Network / MPI job considerations

Different parts of kraken (the old sub-clusters) have isolated HPC networks. The prior PoPs and Bull are only connected via gigabit ethernet, while Narwhal has a high-performance myrinet connection. In general we do not recommend running production MPI jobs on kraken - the newer clusters are better suited for this work. One may wish to do development or run small MPI jobs on kraken, though.

MPI jobs that are network-sensitive should be compiled and run according to the following:

  1. If you are using the default software modules, you must switch to the newer version of OpenMPI 1.6.2 so that your program can take advantage of the Myrinet network on Narwhal:
    • module unload openmpi/intel/1.6.2; module load openmpi/intel/1.6.2_1
    • failing to do so will result in your program using the slower ethernet network
  2. When submitting your job, you must specify the following sqsub options:
    • sqsub -q mpi -f myri ...
    • this will ensure that your job is scheduled to run on nodes within a Myrinet-connected sub-cluster (only Narwhal remains). This should be used for all network-sensitive MPI jobs.
    • alternatively, if you request "-f eth", your job will only run on non-narwhal nodes (the prior PoP clusters and Bull).

Sub-clusters

Kraken is composed of older, smaller sub-clusters, and the nodes are named for those older sub-clusters. To request nodes from a particular sub-cluster, use the first three letters of the sub-cluster name (see below table). For example, to request Narwhal nodes, use "-f nar". This is normally not required as there is no longer local storage for each of the sub-clusters, and jobs will be dispatched according to their resource request (ie. big memory jobs will go to the old bull subcluster, jost requesting myrinet will go to the old narwhal subcluster).

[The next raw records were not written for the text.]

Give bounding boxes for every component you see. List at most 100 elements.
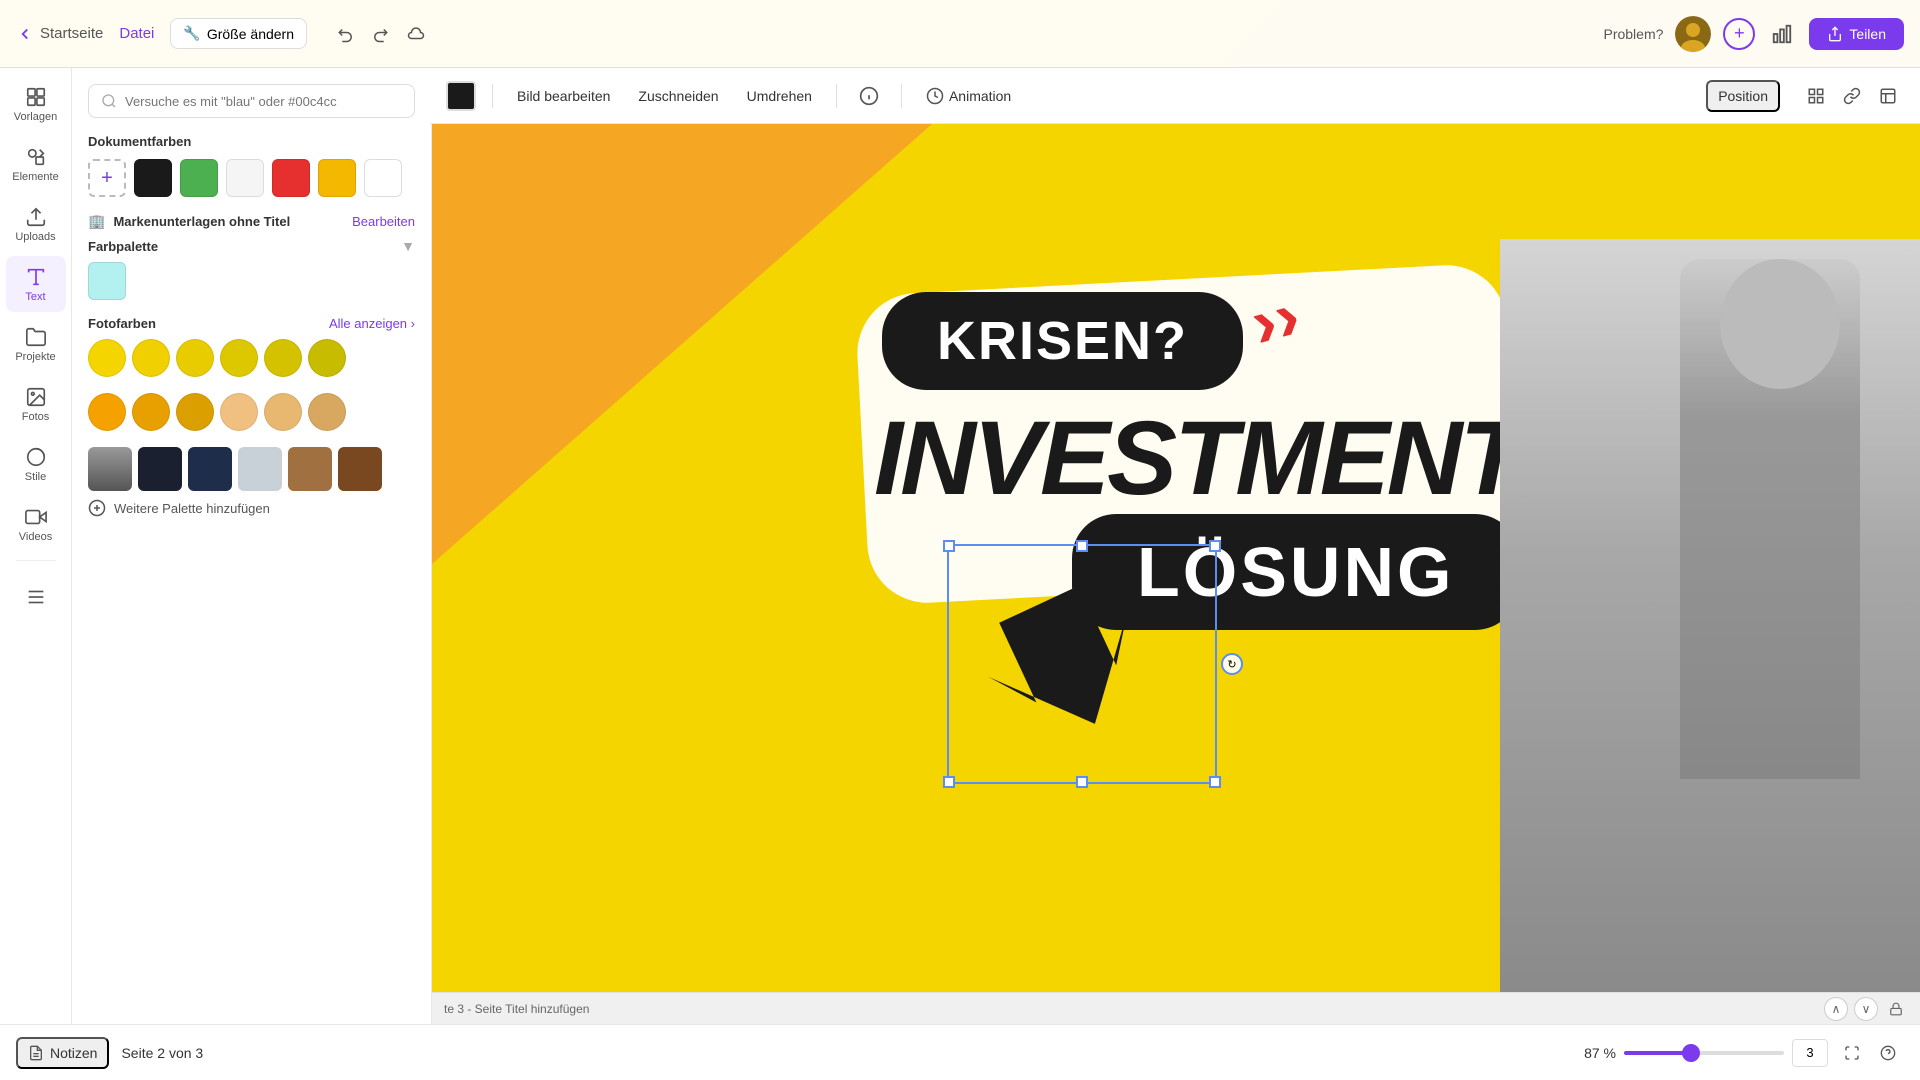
crop-button[interactable]: Zuschneiden: [630, 82, 726, 110]
foto-color-4[interactable]: [220, 339, 258, 377]
photo-icon: [25, 386, 47, 408]
home-button[interactable]: Startseite: [16, 25, 103, 43]
grid-overlay-button[interactable]: [1800, 80, 1832, 112]
problem-button[interactable]: Problem?: [1603, 26, 1663, 42]
file-menu[interactable]: Datei: [119, 25, 154, 42]
sidebar-item-vorlagen[interactable]: Vorlagen: [6, 76, 66, 132]
undo-button[interactable]: [331, 19, 361, 49]
foto-thumb-3[interactable]: [188, 447, 232, 491]
animation-icon: [926, 87, 944, 105]
sidebar-item-stile[interactable]: Stile: [6, 436, 66, 492]
krisen-text-box[interactable]: KRISEN?: [882, 292, 1243, 390]
sidebar-label-stile: Stile: [25, 471, 46, 483]
doc-color-white[interactable]: [226, 159, 264, 197]
doc-color-black[interactable]: [134, 159, 172, 197]
redo-button[interactable]: [365, 19, 395, 49]
palette-color-cyan[interactable]: [88, 262, 126, 300]
foto-color-9[interactable]: [176, 393, 214, 431]
video-icon: [25, 506, 47, 528]
more-palette-button[interactable]: Weitere Palette hinzufügen: [88, 499, 415, 517]
sidebar-item-uploads[interactable]: Uploads: [6, 196, 66, 252]
foto-thumb-4[interactable]: [238, 447, 282, 491]
foto-color-8[interactable]: [132, 393, 170, 431]
flip-button[interactable]: Umdrehen: [739, 82, 820, 110]
arrow-element[interactable]: [952, 554, 1182, 774]
foto-color-11[interactable]: [264, 393, 302, 431]
flip-label: Umdrehen: [747, 88, 812, 104]
all-colors-button[interactable]: Alle anzeigen ›: [329, 316, 415, 331]
foto-thumbs-row: [88, 447, 415, 491]
palette-arrow-icon[interactable]: ▼: [401, 238, 415, 254]
frame-button[interactable]: [1872, 80, 1904, 112]
elements-icon: [25, 146, 47, 168]
frame-icon: [1879, 87, 1897, 105]
foto-color-6[interactable]: [308, 339, 346, 377]
animation-button[interactable]: Animation: [918, 81, 1019, 111]
foto-thumb-1[interactable]: [88, 447, 132, 491]
foto-color-10[interactable]: [220, 393, 258, 431]
zoom-slider[interactable]: [1624, 1051, 1784, 1055]
sidebar-item-projekte[interactable]: Projekte: [6, 316, 66, 372]
foto-header: Fotofarben Alle anzeigen ›: [88, 316, 415, 331]
separator-3: [901, 84, 902, 108]
color-swatch-toolbar[interactable]: [446, 81, 476, 111]
resize-emoji: 🔧: [183, 25, 200, 42]
cloud-save-button[interactable]: [399, 19, 433, 49]
doc-color-green[interactable]: [180, 159, 218, 197]
info-icon: [859, 86, 879, 106]
foto-color-1[interactable]: [88, 339, 126, 377]
foto-color-3[interactable]: [176, 339, 214, 377]
foto-color-12[interactable]: [308, 393, 346, 431]
position-button[interactable]: Position: [1706, 80, 1780, 112]
page-num-box[interactable]: 3: [1792, 1039, 1828, 1067]
brand-icon: 🏢: [88, 213, 105, 230]
sidebar-item-customize[interactable]: [6, 569, 66, 625]
search-input[interactable]: [125, 94, 402, 109]
expand-icon: [1844, 1045, 1860, 1061]
color-panel: Dokumentfarben + 🏢 Markenunterlagen ohne…: [72, 68, 432, 1080]
info-button[interactable]: [853, 80, 885, 112]
home-label: Startseite: [40, 25, 103, 42]
rotate-handle[interactable]: ↻: [1221, 653, 1243, 675]
doc-color-red[interactable]: [272, 159, 310, 197]
sidebar-item-fotos[interactable]: Fotos: [6, 376, 66, 432]
canvas-area[interactable]: KRISEN? INVESTMENT LÖSUNG: [432, 124, 1920, 1024]
add-color-button[interactable]: +: [88, 159, 126, 197]
foto-color-7[interactable]: [88, 393, 126, 431]
edit-image-button[interactable]: Bild bearbeiten: [509, 82, 618, 110]
handle-bl[interactable]: [943, 776, 955, 788]
foto-color-2[interactable]: [132, 339, 170, 377]
share-button[interactable]: Teilen: [1809, 18, 1904, 50]
edit-brand-button[interactable]: Bearbeiten: [352, 214, 415, 229]
foto-color-5[interactable]: [264, 339, 302, 377]
link-button[interactable]: [1836, 80, 1868, 112]
stats-button[interactable]: [1767, 19, 1797, 49]
doc-color-white2[interactable]: [364, 159, 402, 197]
resize-button[interactable]: 🔧 Größe ändern: [170, 18, 307, 49]
sidebar-item-text[interactable]: Text: [6, 256, 66, 312]
page-down-button[interactable]: ∨: [1854, 997, 1878, 1021]
page-up-button[interactable]: ∧: [1824, 997, 1848, 1021]
sidebar-item-videos[interactable]: Videos: [6, 496, 66, 552]
handle-br[interactable]: [1209, 776, 1221, 788]
avatar[interactable]: [1675, 16, 1711, 52]
doc-colors-title: Dokumentfarben: [88, 134, 415, 149]
handle-bm[interactable]: [1076, 776, 1088, 788]
notes-button[interactable]: Notizen: [16, 1037, 109, 1069]
plus-circle-icon: [88, 499, 106, 517]
doc-color-yellow[interactable]: [318, 159, 356, 197]
expand-button[interactable]: [1836, 1037, 1868, 1069]
investment-text[interactable]: INVESTMENT: [874, 399, 1521, 519]
style-icon: [25, 446, 47, 468]
foto-thumb-5[interactable]: [288, 447, 332, 491]
separator-2: [836, 84, 837, 108]
lock-canvas-button[interactable]: [1884, 997, 1908, 1021]
foto-thumb-2[interactable]: [138, 447, 182, 491]
brand-label: Markenunterlagen ohne Titel: [113, 214, 290, 229]
sidebar-item-elemente[interactable]: Elemente: [6, 136, 66, 192]
foto-thumb-6[interactable]: [338, 447, 382, 491]
bottom-icon-group: [1836, 1037, 1904, 1069]
color-search-box: [88, 84, 415, 118]
help-button[interactable]: [1872, 1037, 1904, 1069]
add-user-button[interactable]: +: [1723, 18, 1755, 50]
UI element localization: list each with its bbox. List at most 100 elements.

The following old clusters are now sub-clusters of Kraken:

subcluster subcluster prefix subcluster type nodes cores/node memory/node (GB) interconnect
Tiger bul (used to be "tig") PoP 32 4 8 ethernet
Megaladon bul (used to be "meg") PoP 32 4 8 ethernet
Bruce bul (used to be "bru") PoP 32 4 8 ethernet
Bala bul (used to be "bal" PoP 32 4 8 ethernet
Zebra bul (used to be "zeb") PoP 32 4 8 ethernet
Bull bul big memory 96 4 32 ethernet
Narwhal nar utility 267 4 8 myrinet

The Dolphin sub-cluster ("dol" nodes) was decommisioned.